On 22nd April 2014 Gary Clarence was with one his four children and other family in South Africa when the police informed him that his three other children had been found smothered to death, and his wife, Tania Clarence, had been arrested for their murder.
On 13th October 2014, Ms Clarence entered pleas of guilty to the manslaughter of the three children – twins Ben and Max aged 3, and Olivia, aged 4). The prosecution will not seek a trial on the charges of murder, and the matter was therefore adjourned for sentence.
The three children all had type 2 spinal muscular atrophy (see here for the NHS fact sheet on it). – “killed her three-year-old twin sons Ben and Max and daughter Olivia, aged four, because she was depressed and wanted to end their suffering.”
More details will no doubt emerge at the sentencing hearing, but “The prosecution said Mrs Clarence killed her three-year-old twin sons Ben and Max and daughter Olivia, aged four, because she was depressed and wanted to end their suffering.” Apparently, “Mrs Clarence could “see not hope for the future” and could no longer cope with caring for her children.”
We will get an fact sheet on murder/manslaughter up at some point (promise), but in this case the defendant stated that “This offending did occur whilst Mrs Clarence was suffering from an abnormality of the mind.
“She was manifesting stress throughout the life of the children by their suffering and caring for three children with this condition was exhausting, distressing, debilitating and turned out to be overwhelming.” After killing her children, Ms Clarence tried to kill herself.
The Prosecution would have accepted that there was an abnormality of mind that substantially diminished Ms Clarence’s capacity, and hence accepted the plea to manslaughter.
What will the sentence be?
Sentencing for manslaughter has the widest range for any criminal offence. Whilst sentences have been on the rise in recent years (in accordance with all offences), the sentence here will depend on the psychiatric evidence and whether it can be dealt with by a Hospital Order, or whether there will be some form of prison sentence.
It is an exceptionally difficult sentencing exercise for the Judge. Whilst there needs to be a recognition that three children died, clearly this is a hugely tragic event for all concerned.

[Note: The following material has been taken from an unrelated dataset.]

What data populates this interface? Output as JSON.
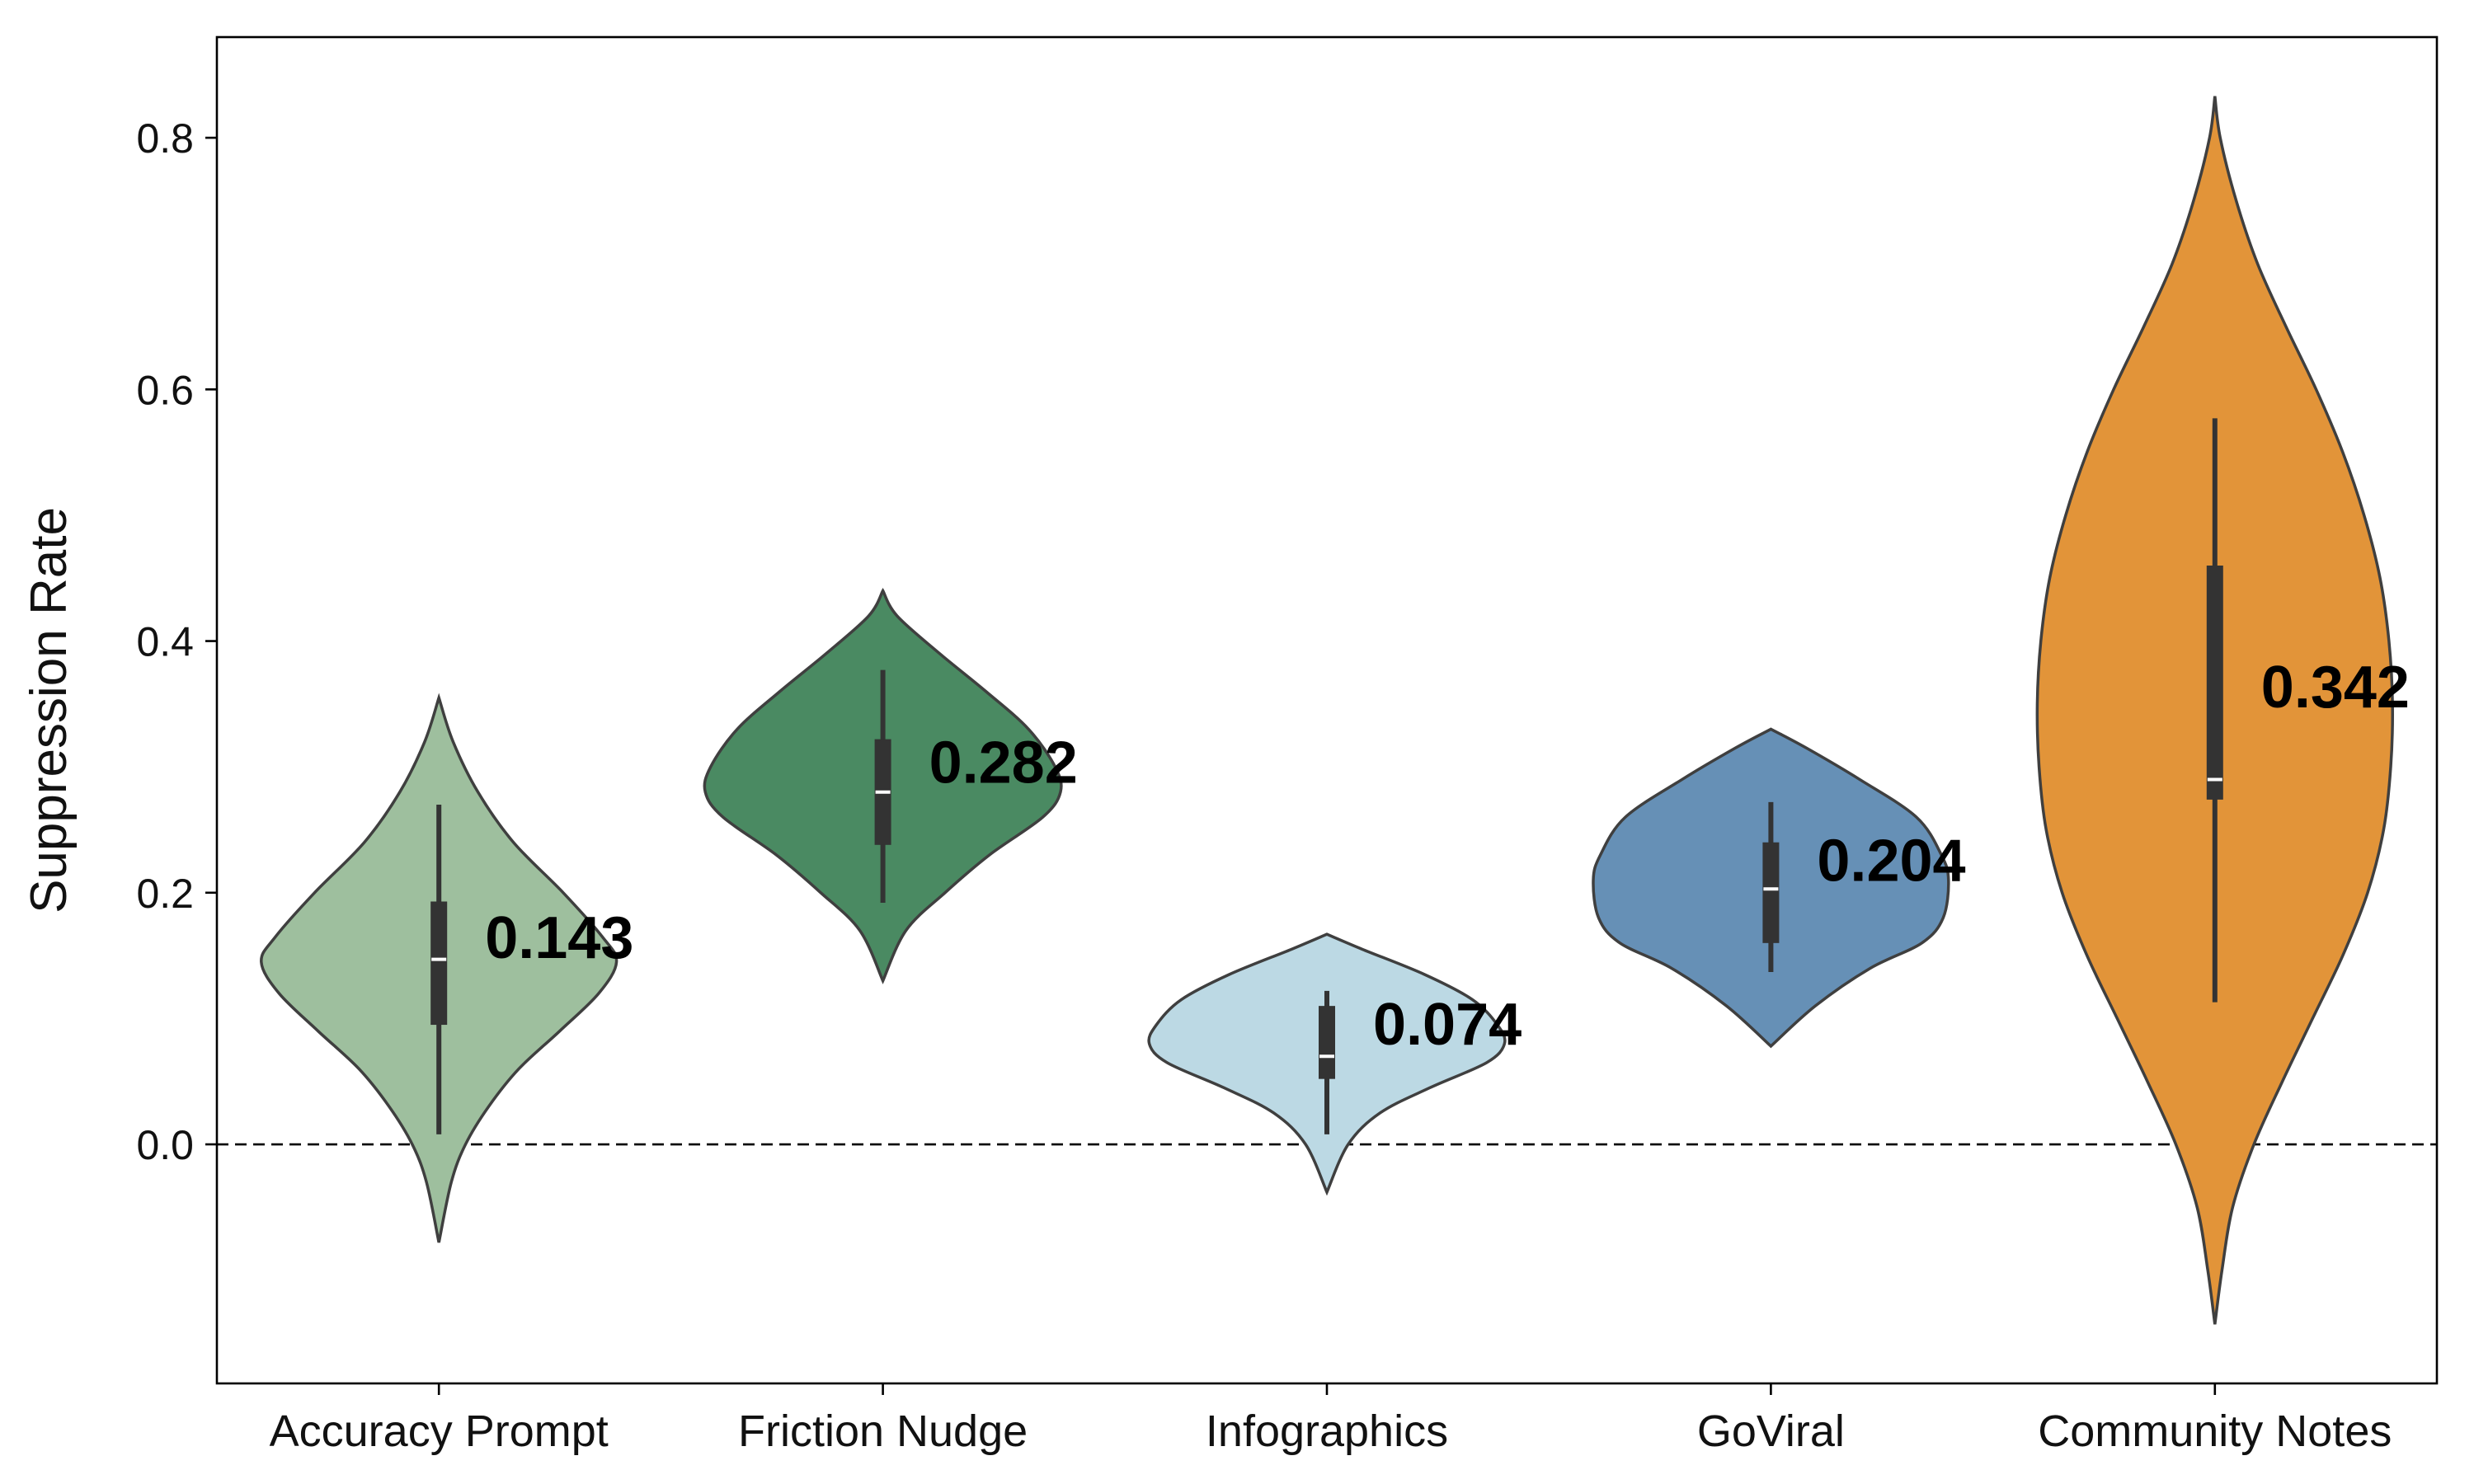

People often scoff, or get offended, when the term an ‘act of love’ is used when a mother or father kills their offspring, but it may be that it goes some way to explaining the circumstances (to the extent that it can ever be explained) behind the headlines.
Parents killing their children is obviously an incredibly rare event (though proportionately less rare) fortunately, and we would suggest that deterrence plays no part in the sentencing here.